Pretraining compute estimate: A 1.4B model on 30B tokens takes ~1,000 A100-hours (~$2K on cloud). A 7B model on 1T tokens takes ~30,000 A100-hours (~$60K). A 70B model on 15T tokens takes ~1.7M A100-hours (~$3.4M). Scaling laws help predict performance before committing resources.

Learning Rate Schedule

Pretraining uses a warmup + cosine decay schedule. Warmup prevents early instability when gradients are large and noisy. Cosine decay smoothly reduces learning rate to 10% of peak.

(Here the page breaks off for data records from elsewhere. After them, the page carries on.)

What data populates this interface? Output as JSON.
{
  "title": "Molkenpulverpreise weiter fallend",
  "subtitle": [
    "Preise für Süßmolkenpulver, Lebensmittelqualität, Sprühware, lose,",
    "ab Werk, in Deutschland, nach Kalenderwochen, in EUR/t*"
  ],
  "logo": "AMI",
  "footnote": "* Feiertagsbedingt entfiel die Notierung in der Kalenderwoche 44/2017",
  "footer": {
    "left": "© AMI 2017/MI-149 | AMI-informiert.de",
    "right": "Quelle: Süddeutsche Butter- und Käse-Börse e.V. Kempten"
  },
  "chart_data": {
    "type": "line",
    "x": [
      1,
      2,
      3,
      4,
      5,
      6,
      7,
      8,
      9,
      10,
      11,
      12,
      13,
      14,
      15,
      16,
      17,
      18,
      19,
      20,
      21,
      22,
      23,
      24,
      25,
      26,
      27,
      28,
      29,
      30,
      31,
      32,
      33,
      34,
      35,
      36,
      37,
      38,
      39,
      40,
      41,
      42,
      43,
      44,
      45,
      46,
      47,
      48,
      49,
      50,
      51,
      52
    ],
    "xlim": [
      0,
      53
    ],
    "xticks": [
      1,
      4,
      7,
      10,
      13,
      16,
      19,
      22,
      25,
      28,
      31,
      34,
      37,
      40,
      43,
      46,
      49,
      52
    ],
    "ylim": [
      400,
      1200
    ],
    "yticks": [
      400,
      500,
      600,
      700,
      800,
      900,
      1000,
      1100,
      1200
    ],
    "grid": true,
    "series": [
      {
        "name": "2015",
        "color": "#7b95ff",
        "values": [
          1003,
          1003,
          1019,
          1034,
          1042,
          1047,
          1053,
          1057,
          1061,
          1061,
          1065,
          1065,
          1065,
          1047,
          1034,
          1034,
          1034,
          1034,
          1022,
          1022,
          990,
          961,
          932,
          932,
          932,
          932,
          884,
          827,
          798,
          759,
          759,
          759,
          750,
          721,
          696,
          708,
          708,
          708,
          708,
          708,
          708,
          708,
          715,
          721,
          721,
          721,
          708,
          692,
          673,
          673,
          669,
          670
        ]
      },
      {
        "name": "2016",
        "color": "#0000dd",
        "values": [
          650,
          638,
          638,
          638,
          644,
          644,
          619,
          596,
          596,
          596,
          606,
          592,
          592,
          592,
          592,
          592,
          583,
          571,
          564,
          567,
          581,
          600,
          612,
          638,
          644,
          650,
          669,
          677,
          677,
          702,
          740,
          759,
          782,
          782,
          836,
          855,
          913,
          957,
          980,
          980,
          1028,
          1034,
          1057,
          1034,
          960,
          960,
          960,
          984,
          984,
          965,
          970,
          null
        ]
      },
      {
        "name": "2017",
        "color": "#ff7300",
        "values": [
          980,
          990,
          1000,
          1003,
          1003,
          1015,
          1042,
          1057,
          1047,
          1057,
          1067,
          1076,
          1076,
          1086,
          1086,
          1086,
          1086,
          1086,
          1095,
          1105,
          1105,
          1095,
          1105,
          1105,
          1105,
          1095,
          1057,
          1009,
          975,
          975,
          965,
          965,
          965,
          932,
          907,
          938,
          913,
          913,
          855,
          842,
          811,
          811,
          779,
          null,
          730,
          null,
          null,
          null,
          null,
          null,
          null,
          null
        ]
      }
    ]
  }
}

The peak learning rate scales with batch size and model size — too high causes loss spikes, too low wastes compute.

python
import math

def cosine_lr_schedule(step: int, warmup_steps: int, total_steps: int,
                       max_lr: float, min_lr: float) -> float:
    """Cosine learning rate schedule with linear warmup."""
    if step < warmup_steps:
        # Linear warmup
        return max_lr * step / warmup_steps
    elif step < total_steps:
        # Cosine decay
        progress = (step - warmup_steps) / (total_steps - warmup_steps)
        return min_lr + 0.5 * (max_lr - min_lr) * (1 + math.cos(math.pi * progress))
    else:
        return min_lr

# Typical schedule for a 7B model:
# max_lr = 3e-4, min_lr = 3e-5, warmup = 2000 steps, total = 100K steps

Key lessons from pretraining at scale: (1) Data deduplication is critical — duplicates cause memorization and hurt generalization. (2) Loss spikes happen — checkpoint frequently and be ready to roll back. (3) Evaluate continuously during training, not just at the end. (4) Infrastructure reliability matters — a 30-day run that fails at day 25 is catastrophic.